3Par ailleurs, l’événement que constitue cette visite officielle est pensé dans une multiplicité de temporalités et d’espaces qui excèdent de très loin les dix journées d’août 1899 et la ville de Rio de Janeiro5. Restituer l’importance de cette rencontre diplomatique suppose en effet, d’une part, de revenir sur la conflictualité de la relation entre le Brésil et l’Argentine tout au long du XIXe siècle et d’analyser les facteurs qui ont progressivement permis ce rapprochement dans un contexte paradoxal où tous les États de la région se sont lancés dans une course à l’armement. À cette nécessaire historicisation de l’événement fait pendant, d’autre part, son inscription dans une géographie des relations internationales qui est certes celle des relations entre Rio et Buenos Aires de part et d’autre du Rio de la Plata, mais qui implique également – dans un stimulant jeu d’échelles – d’autres acteurs diplomatiques latino-américains, les États-Unis et les puissances dominantes du concert européen.
4Le livre d’Hélène Veber constitue une importante contribution à l’histoire des relations internationales de l’Amérique latine au tournant des XIXe et XIXe siècle en ce qu’elle rompt avec une production historiographique ayant principalement placé la focale sur les relations entre États-Unis et Amérique latine. La visite de Julio Roca à Rio, comme celle que réalisera le président brésilien Manuel Ferraz de Campos Salles (1841-1913) à Buenos Aires l’année suivante attestent l’intensité des relations entre les États de la région latino-américaine avant même la Première Guerre mondiale et sont autant d’éléments qui invitent les historiens du XXIe siècle à explorer les immenses fonds diplomatiques, souvent encore en friche, présents dans les différentes capitales latino-américaines.
Notes de bas de page
1 Pour une vue de synthèse sur les relations internationales dans le demi-siècle qui précède la Première Guerre mondiale, voir Pierre Milza, Les relations internationales de 1871 à 1914, Paris, Armand Colin, coll. « Cursus », 3e éd., 2009 ; ainsi que Barry Buzan et George Lawson, « The global transformation: the nineteenth century and the making of modern international relations », International Studies Quarterly, vol. 57, n°3, 2013, p. 620-634.

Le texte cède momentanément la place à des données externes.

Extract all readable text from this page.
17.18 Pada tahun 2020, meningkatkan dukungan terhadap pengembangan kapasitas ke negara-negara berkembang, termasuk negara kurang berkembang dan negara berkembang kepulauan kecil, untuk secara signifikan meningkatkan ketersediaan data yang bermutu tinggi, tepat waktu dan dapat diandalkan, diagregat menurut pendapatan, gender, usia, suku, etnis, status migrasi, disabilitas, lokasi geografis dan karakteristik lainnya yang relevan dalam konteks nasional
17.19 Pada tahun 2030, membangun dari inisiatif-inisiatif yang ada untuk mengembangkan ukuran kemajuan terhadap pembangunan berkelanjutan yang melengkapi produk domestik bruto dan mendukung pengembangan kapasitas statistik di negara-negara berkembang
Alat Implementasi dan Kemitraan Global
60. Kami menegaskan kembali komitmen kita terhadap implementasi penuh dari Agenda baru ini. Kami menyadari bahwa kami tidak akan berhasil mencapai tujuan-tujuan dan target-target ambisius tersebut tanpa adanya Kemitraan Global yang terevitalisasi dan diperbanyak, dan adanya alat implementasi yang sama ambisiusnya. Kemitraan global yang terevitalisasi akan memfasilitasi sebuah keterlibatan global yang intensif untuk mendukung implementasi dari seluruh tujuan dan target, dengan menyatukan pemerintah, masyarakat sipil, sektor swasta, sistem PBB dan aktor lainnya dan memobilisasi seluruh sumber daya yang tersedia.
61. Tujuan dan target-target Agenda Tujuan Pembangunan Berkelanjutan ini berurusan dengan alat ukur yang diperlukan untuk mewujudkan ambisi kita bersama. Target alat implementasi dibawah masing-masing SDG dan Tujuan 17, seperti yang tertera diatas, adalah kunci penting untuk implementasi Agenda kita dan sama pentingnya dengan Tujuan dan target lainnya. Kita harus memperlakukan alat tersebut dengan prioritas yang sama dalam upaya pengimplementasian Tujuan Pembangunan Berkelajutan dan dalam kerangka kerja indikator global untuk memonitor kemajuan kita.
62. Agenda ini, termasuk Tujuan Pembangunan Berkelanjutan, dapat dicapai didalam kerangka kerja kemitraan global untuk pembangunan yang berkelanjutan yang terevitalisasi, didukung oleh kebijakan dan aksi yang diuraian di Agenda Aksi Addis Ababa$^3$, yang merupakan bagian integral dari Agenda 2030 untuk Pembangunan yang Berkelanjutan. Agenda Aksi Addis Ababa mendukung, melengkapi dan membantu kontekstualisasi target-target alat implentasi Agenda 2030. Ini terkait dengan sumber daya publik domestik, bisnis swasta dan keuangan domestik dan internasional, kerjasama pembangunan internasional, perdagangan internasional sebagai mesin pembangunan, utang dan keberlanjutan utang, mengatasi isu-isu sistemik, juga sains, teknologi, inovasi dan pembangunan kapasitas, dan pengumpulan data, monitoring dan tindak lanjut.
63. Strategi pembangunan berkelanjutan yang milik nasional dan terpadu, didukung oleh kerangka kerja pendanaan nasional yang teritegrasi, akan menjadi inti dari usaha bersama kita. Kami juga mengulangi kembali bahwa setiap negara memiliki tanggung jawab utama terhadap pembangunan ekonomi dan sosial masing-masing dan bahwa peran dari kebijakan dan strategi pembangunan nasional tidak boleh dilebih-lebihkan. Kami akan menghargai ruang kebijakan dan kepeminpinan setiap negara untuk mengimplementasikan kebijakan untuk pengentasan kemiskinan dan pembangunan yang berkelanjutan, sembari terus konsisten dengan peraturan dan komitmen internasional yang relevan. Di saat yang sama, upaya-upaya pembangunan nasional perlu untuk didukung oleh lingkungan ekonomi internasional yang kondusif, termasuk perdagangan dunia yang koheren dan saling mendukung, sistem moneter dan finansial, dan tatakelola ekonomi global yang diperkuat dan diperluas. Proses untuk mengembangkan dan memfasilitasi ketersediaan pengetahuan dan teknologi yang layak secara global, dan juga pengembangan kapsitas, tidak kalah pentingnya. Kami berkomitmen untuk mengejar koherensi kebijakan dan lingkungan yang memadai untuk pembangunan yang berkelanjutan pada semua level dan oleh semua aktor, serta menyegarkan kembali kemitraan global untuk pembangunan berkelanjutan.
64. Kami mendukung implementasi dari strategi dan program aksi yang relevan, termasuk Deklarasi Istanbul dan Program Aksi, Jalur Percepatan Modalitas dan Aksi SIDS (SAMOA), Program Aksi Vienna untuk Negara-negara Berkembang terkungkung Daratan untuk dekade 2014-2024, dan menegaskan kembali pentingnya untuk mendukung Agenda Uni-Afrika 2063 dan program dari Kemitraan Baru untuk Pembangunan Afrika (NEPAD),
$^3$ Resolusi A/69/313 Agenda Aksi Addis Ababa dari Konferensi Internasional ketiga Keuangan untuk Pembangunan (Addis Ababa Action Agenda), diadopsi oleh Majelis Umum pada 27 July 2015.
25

2 Pour un bilan récent sur l’historiographie des relations internationales, voir Robert Frank (dir.), Pour l’histoire des relations internationales, Paris, Presses universitaires de France, coll. « Le nœud gordien », 2012. Sur le cas particulier du Brésil, voir Antônio Carlos Lessa et Virgílio Caixeta Arraes, « Accompagner la puissance ou la démocratie ? L’historiographie des relations internationales au Brésil », Matériaux pour l’histoire de notre temps, n°103, 2011/3, p. 19-22.
3 René Girault, « Voyages officiels, opinion publique et relations internationales », in Opinion publique et politique extérieure en Europe (I. 1870-1915), Rome, École Française de Rome, 1981, p. 473-490.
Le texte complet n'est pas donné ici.